Employee Benefits Largely Untouched

May 6, 2002 (PLANSPONSOR.com) - US companies haven't, for the most part, slashed their 401(k) plans and other benefit packages, as part of cost-cutting moves.

That was the key finding of the 2001 Compensation & Benefits Survey as reported in the Institute of Management Accountant’s (IOMA) Controllers Update.

Among the survey findings in the primary benefit categories were:

Retirement Savings Plans

Far and away, 401(k) plans have become the retirement offering of choice for both small and large firms. About 95% of firms with between $10 million and $500 million in revenues offer a 401(k) program and even 82% of companies with revenues of less than $10 million do.

According to the Controllers’ Council, only 16% of companies provided no dollar match, while more 36% report matching employees’ salary deferral with 50 cents on the dollar – the most common match reported.

Traditional defined benefit pension plan offerings fell in 2001 as companies turned instead to the less costly and more flexible 401(k) plans. In 2001, only 35% of companies reported offering traditional pension plans versus the 47% that did so the year before.

Meanwhile, profit sharing plans were on the rise with 45% of firms reporting this benefit among their offerings. This was up slightly from the 43% who offered them in 2000 and the 37% that offered them in 1998.
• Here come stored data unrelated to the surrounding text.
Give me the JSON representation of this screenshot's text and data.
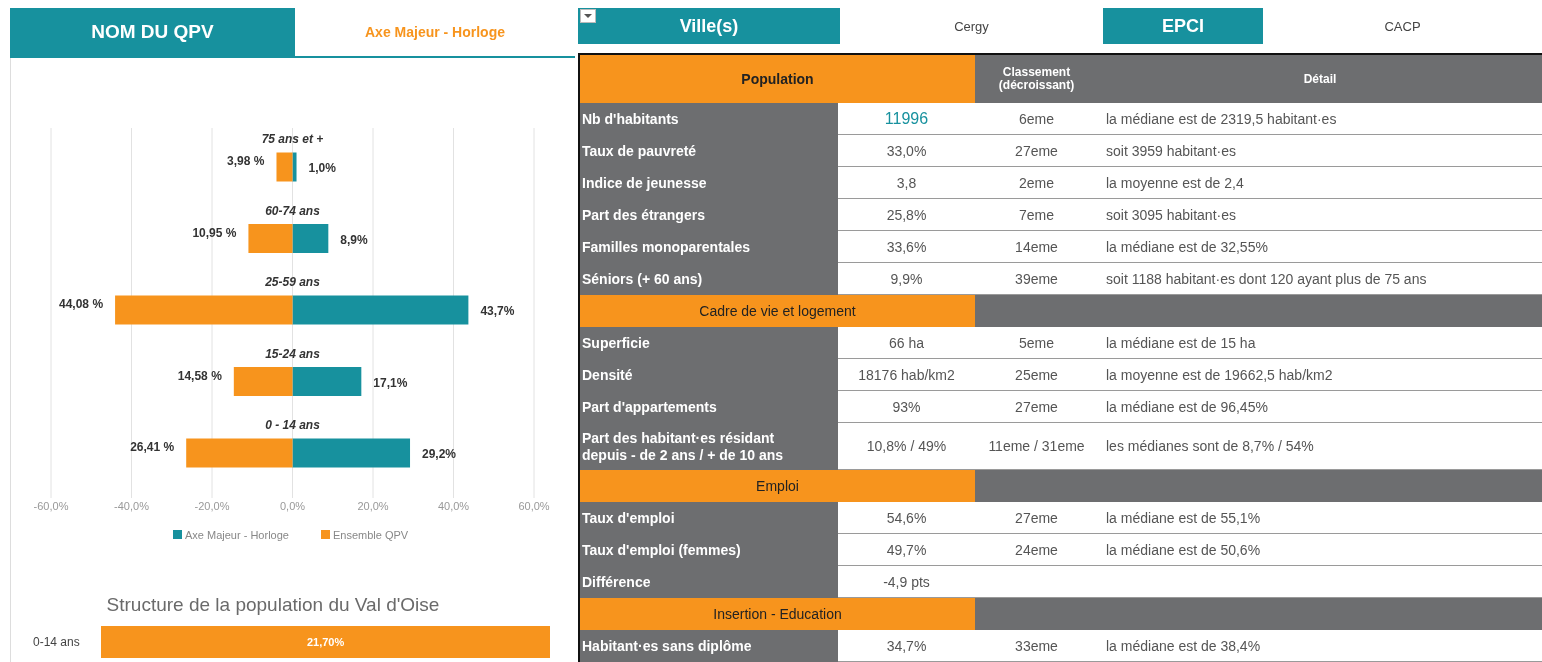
{
  "left_panel": {
    "qpv_label": "NOM DU QPV",
    "qpv_name": "Axe Majeur - Horloge",
    "pyramid": {
      "chart_data": {
        "type": "bar",
        "orientation": "horizontal",
        "grid": true,
        "legend": true,
        "stacked": true,
        "categories": [
          "75 ans et +",
          "60-74 ans",
          "25-59 ans",
          "15-24 ans",
          "0 - 14 ans"
        ],
        "series": [
          {
            "name": "Axe Majeur - Horloge",
            "color": "#17919e",
            "values": [
              1.0,
              8.9,
              43.7,
              17.1,
              29.2
            ],
            "value_labels": [
              "1,0%",
              "8,9%",
              "43,7%",
              "17,1%",
              "29,2%"
            ]
          },
          {
            "name": "Ensemble QPV",
            "color": "#f7941d",
            "values": [
              -3.98,
              -10.95,
              -44.08,
              -14.58,
              -26.41
            ]
          }
        ],
        "annotations": [
          {
            "text": "3,98 %",
            "x": -3.98,
            "y": "75 ans et +"
          },
          {
            "text": "10,95 %",
            "x": -10.95,
            "y": "60-74 ans"
          },
          {
            "text": "44,08 %",
            "x": -44.08,
            "y": "25-59 ans"
          },
          {
            "text": "14,58 %",
            "x": -14.58,
            "y": "15-24 ans"
          },
          {
            "text": "26,41 %",
            "x": -26.41,
            "y": "0 - 14 ans"
          }
        ],
        "xlim": [
          -60,
          60
        ],
        "xticks": [
          {
            "value": -60,
            "label": "-60,0%"
          },
          {
            "value": -40,
            "label": "-40,0%"
          },
          {
            "value": -20,
            "label": "-20,0%"
          },
          {
            "value": 0,
            "label": "0,0%"
          },
          {
            "value": 20,
            "label": "20,0%"
          },
          {
            "value": 40,
            "label": "40,0%"
          },
          {
            "value": 60,
            "label": "60,0%"
          }
        ]
      }
    },
    "val_doise": {
      "chart_data": {
        "type": "bar",
        "orientation": "horizontal",
        "title": "Structure de la population du Val d'Oise",
        "categories": [
          "0-14 ans"
        ],
        "series": [
          {
            "color": "#f7941d",
            "values": [
              21.7
            ],
            "value_labels": [
              "21,70%"
            ]
          }
        ]
      }
    }
  },
  "right_panel": {
    "filters": [
      {
        "label": "Ville(s)",
        "value": "Cergy"
      },
      {
        "label": "EPCI",
        "value": "CACP"
      }
    ],
    "table": {
      "rows": [
        {
          "kind": "section",
          "label": "Population",
          "rank": "Classement (décroissant)",
          "detail": "Détail"
        },
        {
          "kind": "data",
          "label": "Nb d'habitants",
          "value": "11996",
          "rank": "6eme",
          "detail": "la médiane est de 2319,5 habitant·es",
          "emphasized": true
        },
        {
          "kind": "data",
          "label": "Taux de pauvreté",
          "value": "33,0%",
          "rank": "27eme",
          "detail": "soit 3959 habitant·es",
          "emphasized": false
        },
        {
          "kind": "data",
          "label": "Indice de jeunesse",
          "value": "3,8",
          "rank": "2eme",
          "detail": "la moyenne est de 2,4",
          "emphasized": false
        },
        {
          "kind": "data",
          "label": "Part des étrangers",
          "value": "25,8%",
          "rank": "7eme",
          "detail": "soit 3095 habitant·es",
          "emphasized": false
        },
        {
          "kind": "data",
          "label": "Familles monoparentales",
          "value": "33,6%",
          "rank": "14eme",
          "detail": "la médiane est de 32,55%",
          "emphasized": false
        },
        {
          "kind": "data",
          "label": "Séniors (+ 60 ans)",
          "value": "9,9%",
          "rank": "39eme",
          "detail": "soit 1188 habitant·es dont 120 ayant plus de 75 ans",
          "emphasized": false
        },
        {
          "kind": "section",
          "label": "Cadre de vie et logement"
        },
        {
          "kind": "data",
          "label": "Superficie",
          "value": "66 ha",
          "rank": "5eme",
          "detail": "la médiane est de 15 ha",
          "emphasized": false
        },
        {
          "kind": "data",
          "label": "Densité",
          "value": "18176 hab/km2",
          "rank": "25eme",
          "detail": "la moyenne est de 19662,5 hab/km2",
          "emphasized": false
        },
        {
          "kind": "data",
          "label": "Part d'appartements",
          "value": "93%",
          "rank": "27eme",
          "detail": "la médiane est de 96,45%",
          "emphasized": false
        },
        {
          "kind": "data",
          "label": "Part des habitant·es résidant depuis - de 2 ans / + de 10 ans",
          "value": "10,8% / 49%",
          "rank": "11eme / 31eme",
          "detail": "les médianes sont de 8,7% / 54%",
          "emphasized": false
        },
        {
          "kind": "section",
          "label": "Emploi"
        },
        {
          "kind": "data",
          "label": "Taux d'emploi",
          "value": "54,6%",
          "rank": "27eme",
          "detail": "la médiane est de 55,1%",
          "emphasized": false
        },
        {
          "kind": "data",
          "label": "Taux d'emploi (femmes)",
          "value": "49,7%",
          "rank": "24eme",
          "detail": "la médiane est de 50,6%",
          "emphasized": false
        },
        {
          "kind": "data",
          "label": "Différence",
          "value": "-4,9 pts",
          "emphasized": false
        },
        {
          "kind": "section",
          "label": "Insertion - Education"
        },
        {
          "kind": "data",
          "label": "Habitant·es sans diplôme",
          "value": "34,7%",
          "rank": "33eme",
          "detail": "la médiane est de 38,4%",
          "emphasized": false
        }
      ]
    }
  }
}
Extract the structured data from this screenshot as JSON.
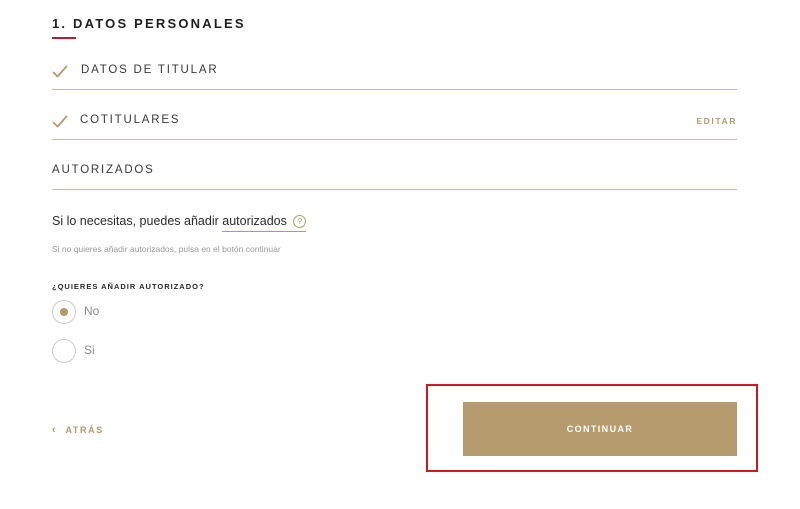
{
  "section": {
    "title": "1. DATOS PERSONALES"
  },
  "steps": [
    {
      "label": "DATOS DE TITULAR",
      "completed": true,
      "action": ""
    },
    {
      "label": "COTITULARES",
      "completed": true,
      "action": "EDITAR"
    },
    {
      "label": "AUTORIZADOS",
      "completed": false,
      "action": ""
    }
  ],
  "info": {
    "prefix": "Si lo necesitas, puedes añadir ",
    "link": "autorizados",
    "help_icon": "?",
    "sub": "Si no quieres añadir autorizados, pulsa en el botón continuar"
  },
  "question": {
    "label": "¿QUIERES AÑADIR AUTORIZADO?",
    "options": [
      {
        "label": "No",
        "selected": true
      },
      {
        "label": "Si",
        "selected": false
      }
    ]
  },
  "nav": {
    "back_icon": "‹",
    "back_label": "ATRÁS",
    "continue_label": "CONTINUAR"
  },
  "colors": {
    "accent": "#b69b6f",
    "title_underline": "#b3202a",
    "highlight": "#d2161e"
  }
}
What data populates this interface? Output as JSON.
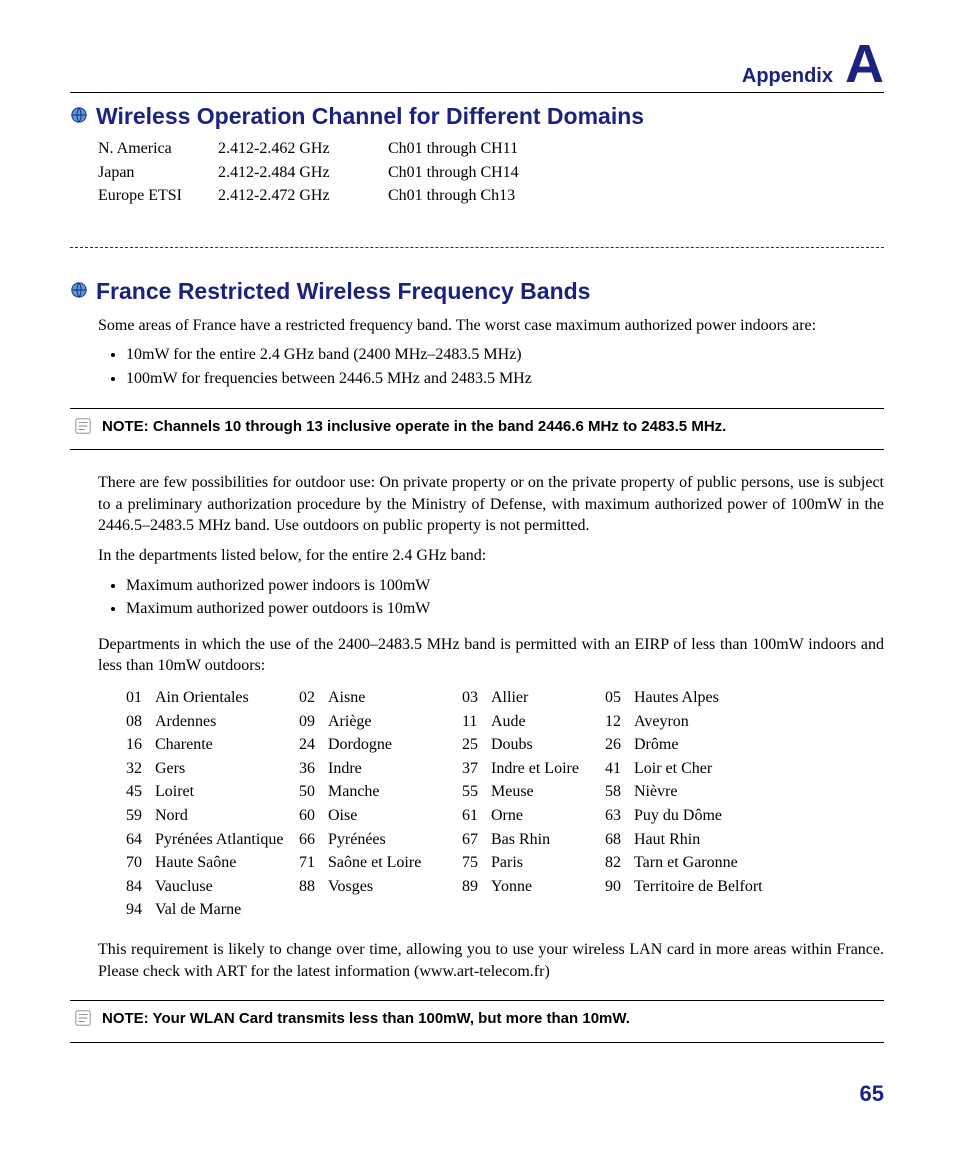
{
  "header": {
    "label": "Appendix",
    "letter": "A"
  },
  "section1": {
    "title": "Wireless Operation Channel for Different Domains",
    "rows": [
      {
        "region": "N. America",
        "freq": "2.412-2.462 GHz",
        "ch": "Ch01 through CH11"
      },
      {
        "region": "Japan",
        "freq": "2.412-2.484 GHz",
        "ch": "Ch01 through CH14"
      },
      {
        "region": "Europe ETSI",
        "freq": "2.412-2.472 GHz",
        "ch": "Ch01 through Ch13"
      }
    ]
  },
  "section2": {
    "title": "France Restricted Wireless Frequency Bands",
    "intro": "Some areas of France have a restricted frequency band. The worst case maximum authorized power indoors are:",
    "intro_bullets": [
      "10mW for the entire 2.4 GHz band (2400 MHz–2483.5 MHz)",
      "100mW for frequencies between 2446.5 MHz and 2483.5 MHz"
    ],
    "note1": "NOTE: Channels 10 through 13 inclusive operate in the band 2446.6 MHz to 2483.5 MHz.",
    "para1": "There are few possibilities for outdoor use: On private property or on the private property of public persons, use is subject to a preliminary authorization procedure by the Ministry of Defense, with maximum authorized power of 100mW in the 2446.5–2483.5 MHz band. Use outdoors on public property is not permitted.",
    "para2": "In the departments listed below, for the entire 2.4 GHz band:",
    "para2_bullets": [
      "Maximum authorized power indoors is 100mW",
      "Maximum authorized power outdoors is 10mW"
    ],
    "para3": "Departments in which the use of the 2400–2483.5 MHz band is permitted with an EIRP of less than 100mW indoors and less than 10mW outdoors:",
    "departments": [
      [
        "01",
        "Ain Orientales",
        "02",
        "Aisne",
        "03",
        "Allier",
        "05",
        "Hautes Alpes"
      ],
      [
        "08",
        "Ardennes",
        "09",
        "Ariège",
        "11",
        "Aude",
        "12",
        "Aveyron"
      ],
      [
        "16",
        "Charente",
        "24",
        "Dordogne",
        "25",
        "Doubs",
        "26",
        "Drôme"
      ],
      [
        "32",
        "Gers",
        "36",
        "Indre",
        "37",
        "Indre et Loire",
        "41",
        "Loir et Cher"
      ],
      [
        "45",
        "Loiret",
        "50",
        "Manche",
        "55",
        "Meuse",
        "58",
        "Nièvre"
      ],
      [
        "59",
        "Nord",
        "60",
        "Oise",
        "61",
        "Orne",
        "63",
        "Puy du Dôme"
      ],
      [
        "64",
        "Pyrénées Atlantique",
        "66",
        "Pyrénées",
        "67",
        "Bas Rhin",
        "68",
        "Haut Rhin"
      ],
      [
        "70",
        "Haute Saône",
        "71",
        "Saône et Loire",
        "75",
        "Paris",
        "82",
        "Tarn et Garonne"
      ],
      [
        "84",
        "Vaucluse",
        "88",
        "Vosges",
        "89",
        "Yonne",
        "90",
        "Territoire de Belfort"
      ],
      [
        "94",
        "Val de Marne",
        "",
        "",
        "",
        "",
        "",
        ""
      ]
    ],
    "para4": "This requirement is likely to change over time, allowing you to use your wireless LAN card in more areas within France. Please check with ART for the latest information (www.art-telecom.fr)",
    "note2": "NOTE: Your WLAN Card transmits less than 100mW, but more than 10mW."
  },
  "page_number": "65"
}
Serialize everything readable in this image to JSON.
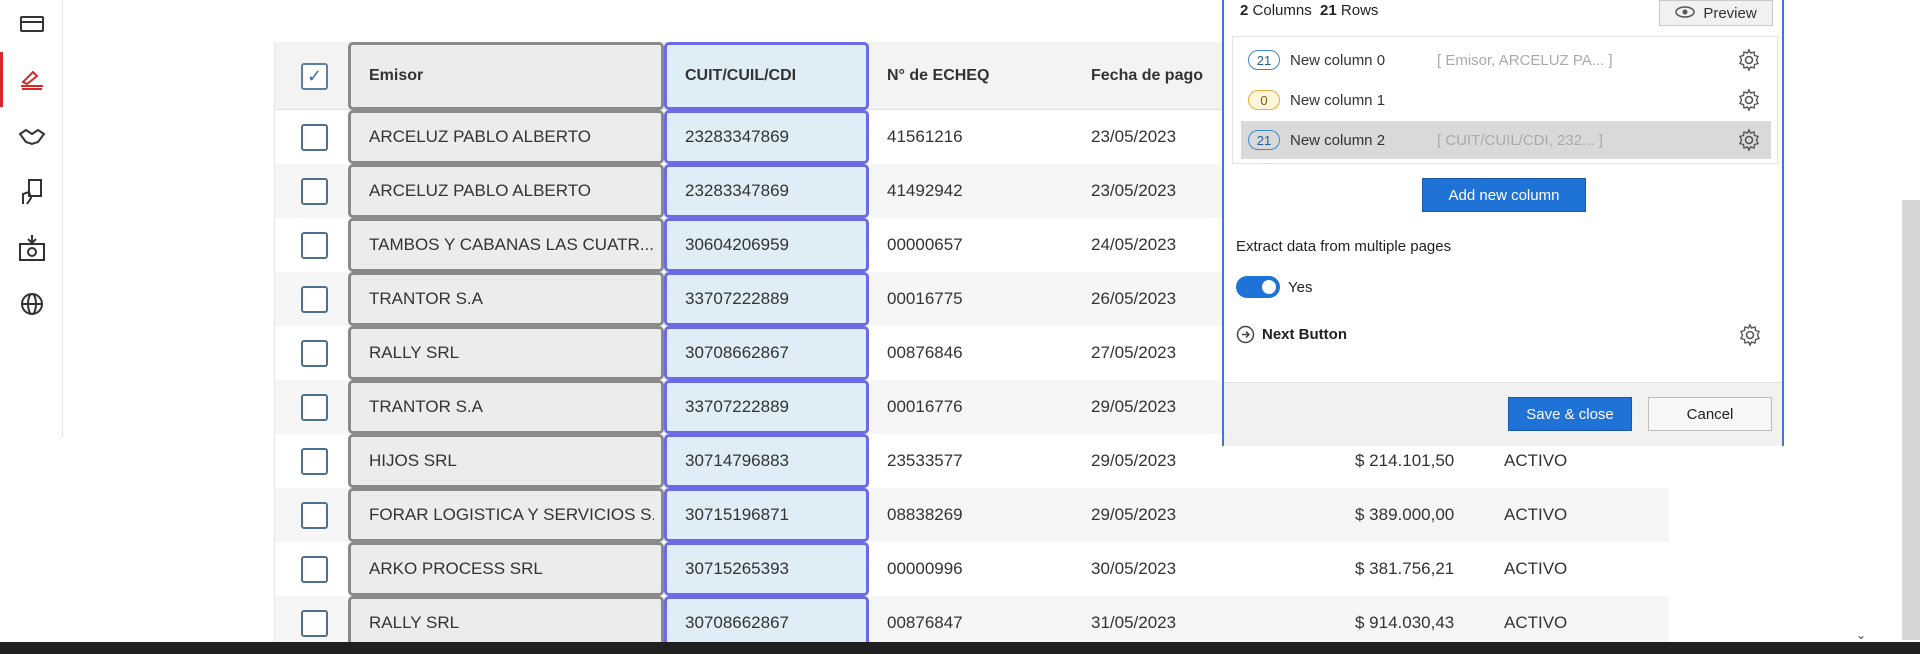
{
  "sidebar": {
    "items": [
      {
        "icon": "card-icon"
      },
      {
        "icon": "signature-icon",
        "active": true
      },
      {
        "icon": "handshake-icon"
      },
      {
        "icon": "hand-document-icon"
      },
      {
        "icon": "money-download-icon"
      },
      {
        "icon": "globe-icon"
      }
    ]
  },
  "table": {
    "headers": [
      "Emisor",
      "CUIT/CUIL/CDI",
      "N° de ECHEQ",
      "Fecha de pago"
    ],
    "rows": [
      {
        "emisor": "ARCELUZ PABLO ALBERTO",
        "cuit": "23283347869",
        "echeq": "41561216",
        "fecha": "23/05/2023",
        "monto": "",
        "estado": ""
      },
      {
        "emisor": "ARCELUZ PABLO ALBERTO",
        "cuit": "23283347869",
        "echeq": "41492942",
        "fecha": "23/05/2023",
        "monto": "",
        "estado": ""
      },
      {
        "emisor": "TAMBOS Y CABANAS LAS CUATR...",
        "cuit": "30604206959",
        "echeq": "00000657",
        "fecha": "24/05/2023",
        "monto": "",
        "estado": ""
      },
      {
        "emisor": "TRANTOR S.A",
        "cuit": "33707222889",
        "echeq": "00016775",
        "fecha": "26/05/2023",
        "monto": "",
        "estado": ""
      },
      {
        "emisor": "RALLY SRL",
        "cuit": "30708662867",
        "echeq": "00876846",
        "fecha": "27/05/2023",
        "monto": "",
        "estado": ""
      },
      {
        "emisor": "TRANTOR S.A",
        "cuit": "33707222889",
        "echeq": "00016776",
        "fecha": "29/05/2023",
        "monto": "",
        "estado": ""
      },
      {
        "emisor": "HIJOS SRL",
        "cuit": "30714796883",
        "echeq": "23533577",
        "fecha": "29/05/2023",
        "monto": "$ 214.101,50",
        "estado": "ACTIVO"
      },
      {
        "emisor": "FORAR LOGISTICA Y SERVICIOS S...",
        "cuit": "30715196871",
        "echeq": "08838269",
        "fecha": "29/05/2023",
        "monto": "$ 389.000,00",
        "estado": "ACTIVO"
      },
      {
        "emisor": "ARKO PROCESS SRL",
        "cuit": "30715265393",
        "echeq": "00000996",
        "fecha": "30/05/2023",
        "monto": "$ 381.756,21",
        "estado": "ACTIVO"
      },
      {
        "emisor": "RALLY SRL",
        "cuit": "30708662867",
        "echeq": "00876847",
        "fecha": "31/05/2023",
        "monto": "$ 914.030,43",
        "estado": "ACTIVO"
      }
    ]
  },
  "dialog": {
    "columns_count": "2",
    "columns_label": "Columns",
    "rows_count": "21",
    "rows_label": "Rows",
    "preview_label": "Preview",
    "columns": [
      {
        "badge": "21",
        "name": "New column 0",
        "preview": "[ Emisor, ARCELUZ PA... ]",
        "highlighted": false
      },
      {
        "badge": "0",
        "name": "New column 1",
        "preview": "",
        "highlighted": false
      },
      {
        "badge": "21",
        "name": "New column 2",
        "preview": "[ CUIT/CUIL/CDI, 232... ]",
        "highlighted": true
      }
    ],
    "add_column_label": "Add new column",
    "extract_label": "Extract data from multiple pages",
    "toggle_label": "Yes",
    "next_button_label": "Next Button",
    "save_label": "Save & close",
    "cancel_label": "Cancel",
    "accent": "#1f73d6"
  }
}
“Many companies prefer to keep their base salaries down and tie bonuses to profits. They thus provide an incentive for enhanced employee performance and avoid a commitment to higher pay in low-profit years,” the Controllers Update reports. Profit-sharing plans are most prevalent in the firms with the highest revenue, offered by 66%. The financial services sector was the industry where profit sharing plans were most prevalent, with 59% of firms offering them.

Health Care

Despite 2001’s 10% increases in health care and 14% hike in pharmacy benefit costs, employers continue to provide these benefits, the survey found. The only area that saw some cutbacks was medical and dental coverage for family members, according to the survey.

Employee medical coverage remained consistent with 93% of the polled controllers reporting worker health care coverage – down slightly from last year. Some 38% of companies reported paying the full cost of employee health coverage, the same as last year.

All firms with 10,000 employees and more than $500 million in revenues said they offered health care coverage for staff compared to 88% of firms with under $10 million in annual revenue.
The main area of cutbacks was in medical coverage for family members.

The percentage of companies offering the family medical benefit slipped from 89% last year to 84% this year and only 20% pay the full cost of this benefit, down from the 21% that did so in 2000.

Once again, smaller companies are more inclined to pay the full cost of coverage, with 32% doing so. None of the large companies reported doing so.


Controllers reported that dental care actually grew in popularity, with 86% of employers offering this fringe benefit in 2001. That was up from the 84% that offered in 2000 and the 79% that did so in 1999.

As with medical coverage for family members, dental coverage for employees’ families also took a hit in 2001. Seventy-eight percent of employers offered family dental, down from 81% the year before and only 20% paid the full cost in 2001 versus 22% in 2000 and 26% in 1999.

Life and disability insurance are commonplace offerings among most companies. Far fewer, in turn, offer long-term care. The survey showed that 81% of companies offer life insurance, making it the third most popular fringe benefit offered. Of those who offer it, 72% of companies pay for the full cost of the benefit.

As far as other perks are concerned, 11% of companies offer financial counseling, up from 8% last year. A third of firms offered personal or family counseling, up from 26% the year before, while 22% offer dependent care benefits.